Where do I begin?  At the beginning, of course!  Since this is your own memoir, be sure that you start with your date & place of birth.  List any details here about what you can remember of your parents or grandparents dates & places of birth, too.  It will help the story readers later on to be able to flesh out who those people are, since they may not have had the pleasure of meeting them in life. Many times in history these important facts have been left out in storytelling, and it makes it challenging for those who are researching to go back and try to piece the information together.  Did you hear any stories about your birth?  If so, this is the best place to situate them in your story.

Then, you should naturally progress into your childhood years.  How many siblings did you have?  What were/are their names & ages? Tell about what you remember about them.  Were any of you particularly mischievous? Were any particularly kind & compassionate?  Share stories that make you laugh.  Also, share stories that make you cry.  It's important for future generations to know that life can be joyful & difficult and still worth living!

What do you remember about your childhood home?  Where was it located?  Is it still there? Do you remember anything about the house/houses that you grew up in that would be unusual by today's standards?  Did you have a well or outhouse?  Did you cover the windows or walls against the cold wind in the winter? Did you have animals around the house?  Did you keep livestock?  Do you have any stories from butchering day or from the gardens?  What did you do to occupy your time as a youngster?

The teen years can be an embarrassing time for any of us, but do you have stories from those years? When did you get your drivers license?  What types of cars did you ride in?  What was your first job & how did you feel about it?  What new responsibilities did you have as you came of age?

Was your early life wrought with success from early on or did you struggle?  How long was it until you felt as if you really had a handle on life's challenges?  How many children did you end up having?  Did you lose any children?  What were your passions throughout this time period of life?

Throughout all of life, did you experience any life changing moments that you can pinpoint?  Did you have any major accidents or terrible illnesses?  Some things about your medical history may be very helpful for future generations that may face similar issues in their health.  If there were things like, postpartum depression or other mental illnesses that were prevalent, now is the time to discuss them.  There once was stigma attached to those illnesses, but there is much greater understanding about them these days than there ever has been before.  It may help to share them.  Are there certain things that you would do differently if you had them to do over again?

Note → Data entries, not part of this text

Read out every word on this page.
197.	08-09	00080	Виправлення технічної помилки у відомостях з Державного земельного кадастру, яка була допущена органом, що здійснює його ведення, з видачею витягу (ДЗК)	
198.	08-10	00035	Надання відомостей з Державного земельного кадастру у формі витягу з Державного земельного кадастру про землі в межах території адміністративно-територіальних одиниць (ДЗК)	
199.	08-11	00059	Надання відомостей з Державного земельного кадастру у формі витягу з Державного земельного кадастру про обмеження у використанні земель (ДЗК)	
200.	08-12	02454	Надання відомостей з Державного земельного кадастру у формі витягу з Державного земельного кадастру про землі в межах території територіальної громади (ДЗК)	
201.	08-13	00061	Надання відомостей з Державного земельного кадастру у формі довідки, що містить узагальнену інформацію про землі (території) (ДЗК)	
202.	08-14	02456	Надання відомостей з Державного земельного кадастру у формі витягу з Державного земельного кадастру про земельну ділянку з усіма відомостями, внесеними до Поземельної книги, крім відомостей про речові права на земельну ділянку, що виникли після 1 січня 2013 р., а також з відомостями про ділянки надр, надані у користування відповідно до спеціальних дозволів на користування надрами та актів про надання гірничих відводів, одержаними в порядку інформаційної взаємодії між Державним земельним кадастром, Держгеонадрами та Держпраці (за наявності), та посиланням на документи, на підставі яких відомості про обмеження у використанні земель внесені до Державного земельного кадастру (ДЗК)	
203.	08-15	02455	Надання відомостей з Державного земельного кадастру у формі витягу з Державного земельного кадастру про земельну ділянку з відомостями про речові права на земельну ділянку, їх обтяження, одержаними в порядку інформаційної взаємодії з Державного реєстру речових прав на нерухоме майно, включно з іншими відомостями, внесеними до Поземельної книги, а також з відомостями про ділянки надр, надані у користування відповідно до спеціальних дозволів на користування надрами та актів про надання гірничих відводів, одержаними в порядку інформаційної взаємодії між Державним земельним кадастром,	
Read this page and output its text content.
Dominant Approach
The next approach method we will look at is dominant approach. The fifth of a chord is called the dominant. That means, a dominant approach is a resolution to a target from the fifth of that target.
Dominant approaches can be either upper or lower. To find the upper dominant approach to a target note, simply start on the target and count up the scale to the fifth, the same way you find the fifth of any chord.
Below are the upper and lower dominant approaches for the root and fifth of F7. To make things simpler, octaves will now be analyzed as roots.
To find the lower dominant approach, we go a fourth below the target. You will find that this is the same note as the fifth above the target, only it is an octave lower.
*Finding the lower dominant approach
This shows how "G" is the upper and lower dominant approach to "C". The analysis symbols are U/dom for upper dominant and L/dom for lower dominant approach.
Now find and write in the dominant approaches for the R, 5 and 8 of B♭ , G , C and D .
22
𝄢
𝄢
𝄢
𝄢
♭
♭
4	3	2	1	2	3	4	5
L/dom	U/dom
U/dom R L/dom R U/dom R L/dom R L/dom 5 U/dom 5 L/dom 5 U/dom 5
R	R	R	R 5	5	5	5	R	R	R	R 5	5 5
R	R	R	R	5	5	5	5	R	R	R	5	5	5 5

Many of these things are hard to think of all in one sitting, so it is good to be able to spread this journey out over a number of weeks.  It can be emotionally draining, but think of the value to future generations!

If you find it too difficult to cover life in detail with just these few prompts, consider ordering a family heritage journal or getting a book about telling your story.  There are a number of books & journals available for this purpose, including: “Grandmother, Tell Me Your Story,” and a similar one for Grandfather.

Do not be discouraged if you forget to include things along the way.  You will not do it perfectly, none of us can.  It's important, though, to do as much as we can so that those who come behind us know what it meant for us who paved the way...and a partially written legacy is much better than one forgotten altogether!